Pawan is now the sole breadwinner in the family, putting him under tremendous pressure.
“Our existence has been jolted,” Pawan says, stressing that whenever he steps out of his house his family is worried about his safety. “’If something happens to me, what will happen to the three kids’, my family wonders,” he says.
Vinay Kumar Singh, a lawyer for the deceased farmers, says the trial is in evidence stage. Singh alleges that there was pressure being put on their witnesses. “There is an attempt to break our witnesses,” said Singh. For instance, he said that in a recent hearing, when he felt that his witness, whose identity he did not reveal, was under pressure, he got an adjournment saying that the witness’ mental condition was not right that day.
Shailendra Kumar Gaur, lawyer for accused Ankit Das, however, refuted the allegations that the accused side were pressuring the witnesses. “No, no, nothing like that. They (Ankit Das, Monu and others) appear in court only when there is a hearing. Otherwise, they stay out of the state,” he said.

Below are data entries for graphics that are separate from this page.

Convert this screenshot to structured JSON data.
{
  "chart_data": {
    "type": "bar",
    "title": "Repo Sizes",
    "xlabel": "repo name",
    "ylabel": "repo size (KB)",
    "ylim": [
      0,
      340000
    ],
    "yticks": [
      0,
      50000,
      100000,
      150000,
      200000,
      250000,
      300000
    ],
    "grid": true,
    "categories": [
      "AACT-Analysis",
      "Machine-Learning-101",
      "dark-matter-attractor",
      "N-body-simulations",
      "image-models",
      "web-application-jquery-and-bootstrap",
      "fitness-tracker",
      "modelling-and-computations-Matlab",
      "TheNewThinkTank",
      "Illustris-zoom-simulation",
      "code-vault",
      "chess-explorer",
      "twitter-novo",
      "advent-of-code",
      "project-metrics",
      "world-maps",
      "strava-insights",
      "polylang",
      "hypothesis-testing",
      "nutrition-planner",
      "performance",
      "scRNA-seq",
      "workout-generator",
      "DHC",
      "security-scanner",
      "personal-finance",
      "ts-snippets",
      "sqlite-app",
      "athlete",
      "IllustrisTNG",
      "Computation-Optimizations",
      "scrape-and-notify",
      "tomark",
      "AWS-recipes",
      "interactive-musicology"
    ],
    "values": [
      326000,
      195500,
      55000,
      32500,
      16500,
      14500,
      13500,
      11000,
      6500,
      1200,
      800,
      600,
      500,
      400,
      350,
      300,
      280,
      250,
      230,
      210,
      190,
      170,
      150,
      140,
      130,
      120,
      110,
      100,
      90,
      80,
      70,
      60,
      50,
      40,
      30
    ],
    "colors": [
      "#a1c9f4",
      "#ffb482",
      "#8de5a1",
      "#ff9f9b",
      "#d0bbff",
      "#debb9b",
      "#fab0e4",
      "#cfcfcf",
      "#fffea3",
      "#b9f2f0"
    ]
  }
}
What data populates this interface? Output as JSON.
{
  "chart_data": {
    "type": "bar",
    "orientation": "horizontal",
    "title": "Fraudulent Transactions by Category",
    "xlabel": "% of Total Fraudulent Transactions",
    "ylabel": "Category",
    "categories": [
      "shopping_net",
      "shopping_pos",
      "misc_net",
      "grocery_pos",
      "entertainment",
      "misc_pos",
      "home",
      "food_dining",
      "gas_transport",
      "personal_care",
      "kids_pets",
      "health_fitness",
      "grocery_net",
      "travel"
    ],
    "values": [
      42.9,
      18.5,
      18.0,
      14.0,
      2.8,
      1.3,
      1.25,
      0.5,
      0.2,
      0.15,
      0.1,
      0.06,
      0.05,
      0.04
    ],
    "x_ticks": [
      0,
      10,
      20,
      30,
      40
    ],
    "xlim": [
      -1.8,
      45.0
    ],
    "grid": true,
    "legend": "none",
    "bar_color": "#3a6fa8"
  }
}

The Supreme Court in January while granting interim bail to Monu had asked him to stay out of UP and the NCT. Recently, the court modified its order to allow him to stay in NCT to take care of an ill family member. The Lakhimpur Kheri trial judge earlier this year informed the SC that the trial against Monu and his co-accused would take a minimum of five years to be completed. The case against Monu would have 208 oral witnesses, 171 documentary evidence, 17 scientific evidence, 7 physical evidence and 24 forensic science laboratory reports, the prosecution proposed in the chargesheet.
The bereaved farmers are mentally-prepared for the long-haul. However, Satnam Singh regrets the fact that Teni is still a minister and was not charged as a co-accused. He says the bodies of the four farmers, which were kept on display at the site of the incident the day after, should not have been cremated until Teni faced action. It must be recalled that amid a tense atmosphere in Tikonia where farmers had gathered with the bodies to start a long-drawn protest, Bharatiya Kisan Union leader Rakesh Tikait had mediated between the government and the enraged farmers to diffuse the tension.
Had the bodies been kept at the site for just a day longer, the government would have been under pressure to act against Teni and force him to resign, says Satnam, stressing that the farmer unions did not consult them before taking the call.
The Wire dialled the phone numbers of district Magistrate Kheri Mahendra Bahadur Singh to ask him about the jobs promised to the kin of the farmers killed in Tikonia. But he could not be reached.